Opinion
07-08-2016
Karpinski, Stapleton & Tehan, P.C., Auburn (Adam H. Vanbuskirk of Counsel), for Defendant–Appellant. Jon E. Budelmann, District Attorney, Auburn (Christopher T. Valdina of Counsel), for Respondent.
Karpinski, Stapleton & Tehan, P.C., Auburn (Adam H. Vanbuskirk of Counsel), for Defendant–Appellant.
Jon E. Budelmann, District Attorney, Auburn (Christopher T. Valdina of Counsel), for Respondent.
PRESENT: WHALEN, P.J., CARNI, NEMOYER, TROUTMAN, AND SCUDDER, JJ.
Opinion
MEMORANDUM:
In appeal No. 1, defendant appeals from a judgment convicting him upon his plea of guilty of failure to report a change of address as a sex offender (Correction Law § 168–f[4] ) and, in appeal No. 2, he appeals from a judgment convicting him upon his plea of guilty of reckless endangerment in the first degree (Penal Law § 120.25 ). We note at the outset that defendant does not raise any contentions with respect to the judgment in appeal No. 1, and we therefore dismiss the appeal therefrom (see People v. Michael A.C. [Appeal No. 2], 128 A.D.3d 1359, 1360, 7 N.Y.S.3d 777, lv. denied 25 N.Y.3d 1168, ––– N.Y.S.3d ––––, ––– N.E.3d ––– –).
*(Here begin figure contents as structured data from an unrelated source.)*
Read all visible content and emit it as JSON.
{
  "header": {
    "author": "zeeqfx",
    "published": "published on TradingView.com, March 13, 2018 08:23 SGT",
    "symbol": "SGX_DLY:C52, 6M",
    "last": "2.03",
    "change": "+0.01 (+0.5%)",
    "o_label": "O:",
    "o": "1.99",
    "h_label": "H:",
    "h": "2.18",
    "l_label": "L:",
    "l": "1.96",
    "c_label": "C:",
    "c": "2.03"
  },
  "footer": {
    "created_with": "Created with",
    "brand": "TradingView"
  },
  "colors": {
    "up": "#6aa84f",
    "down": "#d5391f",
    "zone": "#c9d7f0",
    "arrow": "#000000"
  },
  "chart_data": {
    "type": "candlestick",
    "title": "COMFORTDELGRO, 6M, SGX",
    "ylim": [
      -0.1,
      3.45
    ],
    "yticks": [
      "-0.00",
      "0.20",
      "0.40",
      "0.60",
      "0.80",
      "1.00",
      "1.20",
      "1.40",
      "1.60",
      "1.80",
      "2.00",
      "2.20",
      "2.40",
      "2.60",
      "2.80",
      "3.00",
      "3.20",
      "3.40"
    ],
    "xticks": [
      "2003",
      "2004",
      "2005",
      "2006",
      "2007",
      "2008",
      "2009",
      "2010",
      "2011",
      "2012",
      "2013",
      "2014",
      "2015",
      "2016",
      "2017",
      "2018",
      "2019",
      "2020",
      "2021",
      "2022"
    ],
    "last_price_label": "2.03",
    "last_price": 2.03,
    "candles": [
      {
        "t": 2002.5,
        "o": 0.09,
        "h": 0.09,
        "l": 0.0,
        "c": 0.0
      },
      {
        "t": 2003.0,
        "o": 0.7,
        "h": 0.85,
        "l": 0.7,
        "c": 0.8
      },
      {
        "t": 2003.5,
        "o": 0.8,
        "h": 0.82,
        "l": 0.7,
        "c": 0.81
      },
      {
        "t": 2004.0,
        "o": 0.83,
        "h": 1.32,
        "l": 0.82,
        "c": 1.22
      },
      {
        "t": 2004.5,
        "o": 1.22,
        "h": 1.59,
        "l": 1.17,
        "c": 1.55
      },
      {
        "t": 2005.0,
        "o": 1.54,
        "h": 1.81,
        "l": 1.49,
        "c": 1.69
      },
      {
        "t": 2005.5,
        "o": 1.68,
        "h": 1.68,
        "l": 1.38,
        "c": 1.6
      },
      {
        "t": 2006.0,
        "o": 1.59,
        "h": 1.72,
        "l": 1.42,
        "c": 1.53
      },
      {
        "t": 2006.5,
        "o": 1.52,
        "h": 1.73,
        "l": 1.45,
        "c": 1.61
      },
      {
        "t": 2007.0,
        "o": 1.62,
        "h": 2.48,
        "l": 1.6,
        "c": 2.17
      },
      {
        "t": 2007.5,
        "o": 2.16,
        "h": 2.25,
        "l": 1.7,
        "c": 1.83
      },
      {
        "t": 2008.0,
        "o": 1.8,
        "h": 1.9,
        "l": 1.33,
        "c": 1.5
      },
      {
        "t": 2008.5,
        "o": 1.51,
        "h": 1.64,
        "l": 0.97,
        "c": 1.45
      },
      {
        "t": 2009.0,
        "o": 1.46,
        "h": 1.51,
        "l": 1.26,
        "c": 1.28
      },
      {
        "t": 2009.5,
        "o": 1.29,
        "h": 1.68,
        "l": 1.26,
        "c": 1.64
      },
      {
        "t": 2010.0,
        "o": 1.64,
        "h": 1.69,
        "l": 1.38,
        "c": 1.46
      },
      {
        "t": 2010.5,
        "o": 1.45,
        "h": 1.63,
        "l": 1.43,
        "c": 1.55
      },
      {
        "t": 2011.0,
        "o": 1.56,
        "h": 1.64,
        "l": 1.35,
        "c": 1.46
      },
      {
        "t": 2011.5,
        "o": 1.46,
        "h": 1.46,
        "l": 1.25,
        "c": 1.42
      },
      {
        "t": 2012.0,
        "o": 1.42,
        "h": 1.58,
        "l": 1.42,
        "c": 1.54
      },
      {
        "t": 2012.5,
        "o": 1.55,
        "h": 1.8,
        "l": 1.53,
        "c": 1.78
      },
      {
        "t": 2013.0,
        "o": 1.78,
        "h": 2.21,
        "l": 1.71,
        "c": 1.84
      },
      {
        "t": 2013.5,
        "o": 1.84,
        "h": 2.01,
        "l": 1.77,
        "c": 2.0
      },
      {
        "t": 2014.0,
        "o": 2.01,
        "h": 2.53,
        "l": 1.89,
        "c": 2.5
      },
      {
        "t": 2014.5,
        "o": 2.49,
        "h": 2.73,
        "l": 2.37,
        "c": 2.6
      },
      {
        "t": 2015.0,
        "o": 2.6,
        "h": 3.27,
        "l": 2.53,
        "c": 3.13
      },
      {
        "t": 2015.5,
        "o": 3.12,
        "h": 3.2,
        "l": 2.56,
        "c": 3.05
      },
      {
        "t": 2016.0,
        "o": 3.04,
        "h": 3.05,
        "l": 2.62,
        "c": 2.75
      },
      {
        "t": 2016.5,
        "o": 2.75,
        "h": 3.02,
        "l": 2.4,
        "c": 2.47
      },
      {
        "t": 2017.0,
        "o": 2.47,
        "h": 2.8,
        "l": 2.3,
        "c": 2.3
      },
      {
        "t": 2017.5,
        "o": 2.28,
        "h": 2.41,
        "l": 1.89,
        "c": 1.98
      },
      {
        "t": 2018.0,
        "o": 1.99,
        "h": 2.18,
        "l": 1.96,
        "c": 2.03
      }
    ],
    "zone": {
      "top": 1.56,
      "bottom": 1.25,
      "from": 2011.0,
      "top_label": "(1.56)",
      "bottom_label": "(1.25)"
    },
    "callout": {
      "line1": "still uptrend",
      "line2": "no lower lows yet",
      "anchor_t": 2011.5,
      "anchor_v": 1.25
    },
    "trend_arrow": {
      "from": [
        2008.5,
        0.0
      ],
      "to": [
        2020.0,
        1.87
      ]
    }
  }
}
By failing to move to withdraw the plea or vacate the judgment of conviction in appeal No. 2, defendant has failed to preserve for our review his challenge to the factual sufficiency of the plea allocution with respect to the charge of reckless endangerment in the first degree (see People v. Kozody, 74 A.D.3d 1907, 1908, 904 N.Y.S.2d 846, lv. denied 15 N.Y.3d 806, 908 N.Y.S.2d 166, 934 N.E.2d 900 ). We agree with defendant, however, that his recitation of the facts underlying that charge cast significant doubt upon his guilt insofar as it negated the element of depraved indifference, and thus that his plea falls within the narrow exception to the preservation requirement (see People v. Lopez, 71 N.Y.2d 662, 666–667, 529 N.Y.S.2d 465, 525 N.E.2d 5 ; People v. Hinckley, 50 A.D.3d 1466, 1466, 856 N.Y.S.2d 399, lv. denied 10 N.Y.3d 959, 863 N.Y.S.2d 143, 893 N.E.2d 449 ). Although County Court attempted to conduct a further inquiry before accepting defendant's guilty plea, that inquiry was insufficient to reestablish the negated element, and the court therefore failed to ensure that the plea was knowing and voluntary. We therefore reverse the judgment in appeal No. 2, vacate the plea, and remit the matter to County Court for further proceedings on the superior court information. Although defendant does not challenge his plea with respect to the charge of failure to report a change of address as a sex offender in appeal No. 1, because both charges were encompassed by a negotiated agreement, we note that in the event that defendant does not enter a plea of guilty to the charge of reckless endangerment in the first degree upon remittal, the court “ ‘should entertain a motion by the People, should the People be so disposed, to vacate the plea [in appeal No. 1] and set aside th[at] conviction’ ” as well (Hinckley, 50 A.D.3d at 1467, 856 N.Y.S.2d 399 ).
In light of our determination, we do not reach defendant's alternative contention in appeal No.2 that the sentence imposed by the court for reckless endangerment in the first degree is unduly harsh and severe.
It is hereby ORDERED that the judgment so appealed from is unanimously reversed on the law, the plea is vacated, and the matter is remitted to Cayuga County Court for further proceedings on the superior court information.